The Pete Bedford Cross is on a tree near the Whispering Jesse run at Snowmass. The famous blacksmith Francis Whitaker made the cross. It is made of a dark metal material, and Pete Bedford's name is etched into it. (Whitaker also made a cross for Pete's wife, Carol, and it is near the east fork of Brush Creek and the Snowmass golf course.)
Pete had three sons, John Peter Bedford Jr., Bo Bedford and Jim Bedford, and a daughter, Michelle Foley. Whispering Jesse was one of Pete's favorite runs. According to one of his sons, “Pete Bedford ruled the Big Burn.”

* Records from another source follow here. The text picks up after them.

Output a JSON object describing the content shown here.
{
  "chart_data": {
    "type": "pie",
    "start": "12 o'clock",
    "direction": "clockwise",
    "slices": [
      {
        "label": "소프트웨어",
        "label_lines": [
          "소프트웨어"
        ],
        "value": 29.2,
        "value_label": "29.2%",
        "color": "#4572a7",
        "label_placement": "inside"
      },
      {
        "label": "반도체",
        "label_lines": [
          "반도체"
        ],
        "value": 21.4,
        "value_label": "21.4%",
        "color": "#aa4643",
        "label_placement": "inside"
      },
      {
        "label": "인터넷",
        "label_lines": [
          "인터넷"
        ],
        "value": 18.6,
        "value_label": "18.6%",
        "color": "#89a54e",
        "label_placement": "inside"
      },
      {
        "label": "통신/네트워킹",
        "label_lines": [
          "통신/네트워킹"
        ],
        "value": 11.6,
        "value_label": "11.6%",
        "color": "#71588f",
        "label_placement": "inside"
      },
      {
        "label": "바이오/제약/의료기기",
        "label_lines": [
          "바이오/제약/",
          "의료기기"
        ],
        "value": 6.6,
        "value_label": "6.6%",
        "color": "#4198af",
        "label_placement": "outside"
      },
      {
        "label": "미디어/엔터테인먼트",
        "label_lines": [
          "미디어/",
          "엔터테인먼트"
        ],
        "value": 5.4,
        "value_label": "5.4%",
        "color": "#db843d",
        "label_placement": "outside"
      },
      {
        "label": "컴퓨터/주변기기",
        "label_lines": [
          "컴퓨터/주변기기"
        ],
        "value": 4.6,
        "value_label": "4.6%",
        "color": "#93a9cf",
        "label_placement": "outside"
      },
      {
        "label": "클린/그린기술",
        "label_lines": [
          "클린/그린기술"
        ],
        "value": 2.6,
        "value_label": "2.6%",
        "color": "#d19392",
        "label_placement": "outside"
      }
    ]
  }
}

The cross was installed in 2004.
One of Pete's sons, John Peter Bedford Jr., was known as “Jack” and “Wacky Jack.” There are brass plaques attached to trees on the Gunner's View, Whispering Jesse and Showcase runs at Snowmass, all three are identical, and they read as follows: “Wacky Jack Skied Here.”

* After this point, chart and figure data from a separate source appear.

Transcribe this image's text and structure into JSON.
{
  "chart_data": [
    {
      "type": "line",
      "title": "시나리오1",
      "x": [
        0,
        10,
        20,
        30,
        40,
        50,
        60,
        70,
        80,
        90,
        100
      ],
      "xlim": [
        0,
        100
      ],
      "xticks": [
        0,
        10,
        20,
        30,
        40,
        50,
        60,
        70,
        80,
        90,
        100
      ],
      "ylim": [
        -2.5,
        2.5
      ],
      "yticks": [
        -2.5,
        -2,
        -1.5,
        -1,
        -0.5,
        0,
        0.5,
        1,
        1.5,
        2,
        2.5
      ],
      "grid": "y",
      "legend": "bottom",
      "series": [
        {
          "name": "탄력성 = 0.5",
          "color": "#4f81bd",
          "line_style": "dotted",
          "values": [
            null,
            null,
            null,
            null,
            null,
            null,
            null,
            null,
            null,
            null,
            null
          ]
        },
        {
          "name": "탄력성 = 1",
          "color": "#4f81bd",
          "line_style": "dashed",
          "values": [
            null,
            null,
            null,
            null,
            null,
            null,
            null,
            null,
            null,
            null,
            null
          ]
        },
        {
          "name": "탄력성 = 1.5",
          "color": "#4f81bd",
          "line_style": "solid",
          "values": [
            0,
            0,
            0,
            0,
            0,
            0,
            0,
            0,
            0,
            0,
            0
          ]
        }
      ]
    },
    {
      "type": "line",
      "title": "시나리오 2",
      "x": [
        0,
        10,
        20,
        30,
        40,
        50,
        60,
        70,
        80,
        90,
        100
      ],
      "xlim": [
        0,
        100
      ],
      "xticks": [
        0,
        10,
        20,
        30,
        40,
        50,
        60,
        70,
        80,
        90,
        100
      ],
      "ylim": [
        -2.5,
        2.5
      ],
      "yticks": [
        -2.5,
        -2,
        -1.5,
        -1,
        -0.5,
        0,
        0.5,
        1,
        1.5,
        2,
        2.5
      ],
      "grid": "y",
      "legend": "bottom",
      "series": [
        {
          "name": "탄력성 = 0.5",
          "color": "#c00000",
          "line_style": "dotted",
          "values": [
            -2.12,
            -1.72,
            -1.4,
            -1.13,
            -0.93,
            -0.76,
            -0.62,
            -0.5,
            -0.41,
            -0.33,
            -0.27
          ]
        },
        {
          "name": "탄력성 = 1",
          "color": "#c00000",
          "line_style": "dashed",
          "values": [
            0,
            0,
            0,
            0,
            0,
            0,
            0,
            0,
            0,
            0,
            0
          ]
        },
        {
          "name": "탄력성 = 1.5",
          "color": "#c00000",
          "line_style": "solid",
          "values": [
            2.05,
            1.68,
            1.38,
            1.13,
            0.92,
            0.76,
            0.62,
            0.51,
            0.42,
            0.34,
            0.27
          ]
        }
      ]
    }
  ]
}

One of Pete's sons supplied the author with the following information about Jack: He was born in Arlington, Va., on Dec. 2, 1950, and was a graduate of the Aspen High School class of 1969. He died in Westminster on Aug. 7, 2000, at Park Forest Care Center, his home for the prior eight years. He lettered in football, baseball and skiing at Aspen High School. He worked for the Snowmass ski area as a ski instructor in the late 1960s and was known as “Little Stein” for his skiing style, which was similar to that of Stein Eriksen, who headed up the ski school at the time.

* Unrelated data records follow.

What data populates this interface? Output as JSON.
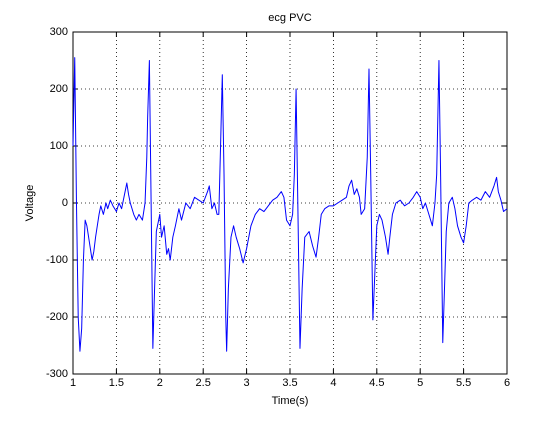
{
  "chart_data": {
    "type": "line",
    "title": "ecg PVC",
    "x_label": "Time(s)",
    "y_label": "Voltage",
    "x": [
      1.0,
      1.02,
      1.04,
      1.06,
      1.08,
      1.1,
      1.12,
      1.14,
      1.16,
      1.18,
      1.2,
      1.22,
      1.24,
      1.26,
      1.28,
      1.3,
      1.32,
      1.35,
      1.38,
      1.4,
      1.43,
      1.46,
      1.5,
      1.53,
      1.56,
      1.6,
      1.62,
      1.64,
      1.66,
      1.7,
      1.73,
      1.76,
      1.8,
      1.83,
      1.85,
      1.86,
      1.88,
      1.9,
      1.92,
      1.94,
      1.96,
      2.0,
      2.02,
      2.05,
      2.08,
      2.1,
      2.12,
      2.15,
      2.18,
      2.22,
      2.25,
      2.3,
      2.35,
      2.4,
      2.45,
      2.5,
      2.55,
      2.57,
      2.6,
      2.63,
      2.66,
      2.68,
      2.7,
      2.72,
      2.74,
      2.76,
      2.77,
      2.79,
      2.82,
      2.85,
      2.88,
      2.92,
      2.96,
      3.0,
      3.05,
      3.1,
      3.15,
      3.2,
      3.25,
      3.3,
      3.35,
      3.4,
      3.43,
      3.46,
      3.5,
      3.53,
      3.55,
      3.57,
      3.59,
      3.615,
      3.64,
      3.67,
      3.72,
      3.76,
      3.8,
      3.83,
      3.86,
      3.9,
      3.95,
      4.0,
      4.05,
      4.1,
      4.15,
      4.18,
      4.21,
      4.24,
      4.27,
      4.3,
      4.32,
      4.36,
      4.39,
      4.41,
      4.43,
      4.455,
      4.47,
      4.5,
      4.53,
      4.56,
      4.6,
      4.63,
      4.65,
      4.68,
      4.72,
      4.77,
      4.82,
      4.87,
      4.92,
      4.96,
      5.0,
      5.03,
      5.06,
      5.1,
      5.14,
      5.17,
      5.19,
      5.216,
      5.235,
      5.26,
      5.28,
      5.3,
      5.33,
      5.37,
      5.4,
      5.43,
      5.47,
      5.5,
      5.53,
      5.56,
      5.6,
      5.65,
      5.7,
      5.75,
      5.8,
      5.85,
      5.88,
      5.9,
      5.93,
      5.96,
      6.0
    ],
    "values": [
      100,
      255,
      0,
      -200,
      -260,
      -220,
      -100,
      -30,
      -40,
      -60,
      -80,
      -100,
      -85,
      -60,
      -40,
      -20,
      -5,
      -20,
      0,
      -10,
      5,
      -5,
      -15,
      0,
      -10,
      20,
      35,
      15,
      0,
      -20,
      -30,
      -20,
      -30,
      0,
      80,
      150,
      250,
      0,
      -255,
      -150,
      -50,
      -20,
      -60,
      -40,
      -90,
      -80,
      -100,
      -60,
      -40,
      -10,
      -30,
      0,
      -10,
      10,
      5,
      0,
      20,
      30,
      -10,
      0,
      -20,
      -20,
      100,
      225,
      50,
      -200,
      -260,
      -150,
      -60,
      -40,
      -60,
      -80,
      -105,
      -80,
      -40,
      -20,
      -10,
      -15,
      -5,
      5,
      10,
      20,
      10,
      -30,
      -40,
      -20,
      50,
      200,
      0,
      -255,
      -150,
      -60,
      -50,
      -75,
      -95,
      -60,
      -20,
      -10,
      -5,
      -5,
      0,
      5,
      10,
      30,
      40,
      15,
      25,
      10,
      -20,
      -10,
      80,
      235,
      50,
      -205,
      -150,
      -40,
      -20,
      -30,
      -60,
      -90,
      -60,
      -20,
      0,
      5,
      -5,
      0,
      10,
      20,
      10,
      -10,
      0,
      -20,
      -40,
      0,
      50,
      250,
      50,
      -245,
      -150,
      -50,
      0,
      10,
      -10,
      -40,
      -60,
      -70,
      -40,
      0,
      5,
      10,
      5,
      20,
      10,
      30,
      45,
      20,
      5,
      -15,
      -10
    ],
    "color": "#0000ff",
    "xlim": [
      1,
      6
    ],
    "ylim": [
      -300,
      300
    ],
    "xticks": [
      1,
      1.5,
      2,
      2.5,
      3,
      3.5,
      4,
      4.5,
      5,
      5.5,
      6
    ],
    "yticks": [
      -300,
      -200,
      -100,
      0,
      100,
      200,
      300
    ],
    "grid": true
  }
}
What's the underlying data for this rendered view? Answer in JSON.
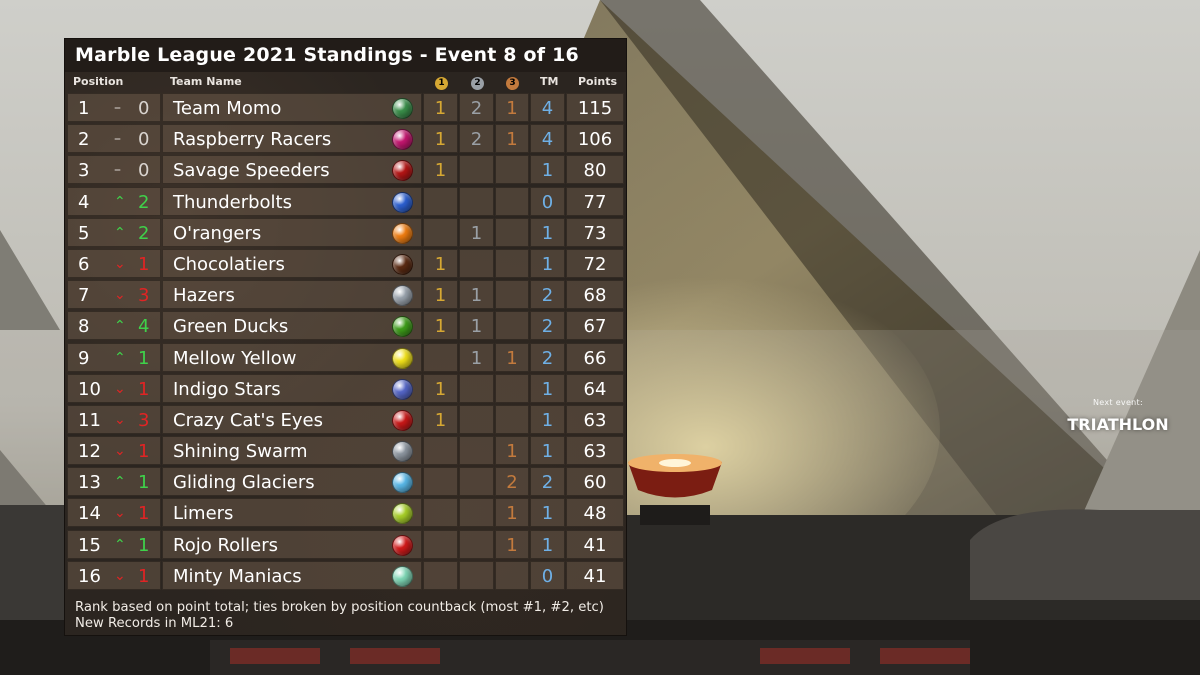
{
  "title": "Marble League 2021 Standings - Event 8 of 16",
  "columns": {
    "position": "Position",
    "team_name": "Team Name",
    "gold_medal": "1",
    "silver_medal": "2",
    "bronze_medal": "3",
    "tm": "TM",
    "points": "Points"
  },
  "colors": {
    "gold": "#d6a833",
    "silver": "#9aa0a6",
    "bronze": "#c37a3d",
    "tm": "#6fb0e6",
    "up": "#3fd14a",
    "down": "#e02424"
  },
  "rows": [
    {
      "rank": "1",
      "trend": "same",
      "arrow": "–",
      "change": "0",
      "team": "Team Momo",
      "marble_icon": "green-blue-swirl-marble",
      "marble_color": "#3a8f4a",
      "gold": "1",
      "silver": "2",
      "bronze": "1",
      "tm": "4",
      "points": "115"
    },
    {
      "rank": "2",
      "trend": "same",
      "arrow": "–",
      "change": "0",
      "team": "Raspberry Racers",
      "marble_icon": "magenta-marble",
      "marble_color": "#c4166f",
      "gold": "1",
      "silver": "2",
      "bronze": "1",
      "tm": "4",
      "points": "106"
    },
    {
      "rank": "3",
      "trend": "same",
      "arrow": "–",
      "change": "0",
      "team": "Savage Speeders",
      "marble_icon": "red-yellow-marble",
      "marble_color": "#b51515",
      "gold": "1",
      "silver": "",
      "bronze": "",
      "tm": "1",
      "points": "80"
    },
    {
      "rank": "4",
      "trend": "up",
      "arrow": "⌃",
      "change": "2",
      "team": "Thunderbolts",
      "marble_icon": "blue-lightning-marble",
      "marble_color": "#2b5fd1",
      "gold": "",
      "silver": "",
      "bronze": "",
      "tm": "0",
      "points": "77"
    },
    {
      "rank": "5",
      "trend": "up",
      "arrow": "⌃",
      "change": "2",
      "team": "O'rangers",
      "marble_icon": "orange-marble",
      "marble_color": "#f07d10",
      "gold": "",
      "silver": "1",
      "bronze": "",
      "tm": "1",
      "points": "73"
    },
    {
      "rank": "6",
      "trend": "down",
      "arrow": "⌄",
      "change": "1",
      "team": "Chocolatiers",
      "marble_icon": "brown-marble",
      "marble_color": "#5a2a12",
      "gold": "1",
      "silver": "",
      "bronze": "",
      "tm": "1",
      "points": "72"
    },
    {
      "rank": "7",
      "trend": "down",
      "arrow": "⌄",
      "change": "3",
      "team": "Hazers",
      "marble_icon": "grey-haze-marble",
      "marble_color": "#9aa3ad",
      "gold": "1",
      "silver": "1",
      "bronze": "",
      "tm": "2",
      "points": "68"
    },
    {
      "rank": "8",
      "trend": "up",
      "arrow": "⌃",
      "change": "4",
      "team": "Green Ducks",
      "marble_icon": "green-duck-marble",
      "marble_color": "#3e9e1a",
      "gold": "1",
      "silver": "1",
      "bronze": "",
      "tm": "2",
      "points": "67"
    },
    {
      "rank": "9",
      "trend": "up",
      "arrow": "⌃",
      "change": "1",
      "team": "Mellow Yellow",
      "marble_icon": "yellow-marble",
      "marble_color": "#f2e21a",
      "gold": "",
      "silver": "1",
      "bronze": "1",
      "tm": "2",
      "points": "66"
    },
    {
      "rank": "10",
      "trend": "down",
      "arrow": "⌄",
      "change": "1",
      "team": "Indigo Stars",
      "marble_icon": "indigo-star-marble",
      "marble_color": "#5566c8",
      "gold": "1",
      "silver": "",
      "bronze": "",
      "tm": "1",
      "points": "64"
    },
    {
      "rank": "11",
      "trend": "down",
      "arrow": "⌄",
      "change": "3",
      "team": "Crazy Cat's Eyes",
      "marble_icon": "red-black-cats-eye-marble",
      "marble_color": "#c91818",
      "gold": "1",
      "silver": "",
      "bronze": "",
      "tm": "1",
      "points": "63"
    },
    {
      "rank": "12",
      "trend": "down",
      "arrow": "⌄",
      "change": "1",
      "team": "Shining Swarm",
      "marble_icon": "silver-swirl-marble",
      "marble_color": "#8d96a0",
      "gold": "",
      "silver": "",
      "bronze": "1",
      "tm": "1",
      "points": "63"
    },
    {
      "rank": "13",
      "trend": "up",
      "arrow": "⌃",
      "change": "1",
      "team": "Gliding Glaciers",
      "marble_icon": "light-blue-marble",
      "marble_color": "#59b8e8",
      "gold": "",
      "silver": "",
      "bronze": "2",
      "tm": "2",
      "points": "60"
    },
    {
      "rank": "14",
      "trend": "down",
      "arrow": "⌄",
      "change": "1",
      "team": "Limers",
      "marble_icon": "lime-marble",
      "marble_color": "#a8d028",
      "gold": "",
      "silver": "",
      "bronze": "1",
      "tm": "1",
      "points": "48"
    },
    {
      "rank": "15",
      "trend": "up",
      "arrow": "⌃",
      "change": "1",
      "team": "Rojo Rollers",
      "marble_icon": "red-marble",
      "marble_color": "#d31a1a",
      "gold": "",
      "silver": "",
      "bronze": "1",
      "tm": "1",
      "points": "41"
    },
    {
      "rank": "16",
      "trend": "down",
      "arrow": "⌄",
      "change": "1",
      "team": "Minty Maniacs",
      "marble_icon": "mint-swirl-marble",
      "marble_color": "#7fd8b6",
      "gold": "",
      "silver": "",
      "bronze": "",
      "tm": "0",
      "points": "41"
    }
  ],
  "footer": {
    "line1": "Rank based on point total; ties broken by position countback (most #1, #2, etc)",
    "line2": "New Records in ML21: 6"
  },
  "next_event": {
    "label": "Next event:",
    "value": "TRIATHLON"
  }
}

In 1971, Jack fell while skiing under Snowmass' Campground lift and received a severe head injury that caused partial paralysis and a memory loss of about 10 years. In 1972, he moved to Telluride, where he was employed in a variety of jobs, including that of ski instructor for the Telluride ski area. Jack was known for his quick smile, easygoing manner, laugh and occasional bizarre behavior that sometimes seemed just right for Telluride's early skiing days. He often lived up to his nickname, “Wacky Jack.” Some of Jack's ashes were scattered on a run called Happy Thought off Telluride's Lift 6. Also, some of his ashes, as well as Pete's ashes, were scattered on the Whispering Jesse run mentioned above, near the place where the Pete Bedford Cross is mounted and also near where there is a “Wacky Jack” plaque attached to a tree.
There are some 400 of these “Wacky Jack” plaques spread around areas where Jack skied and lived. They started appearing sometime around 2002.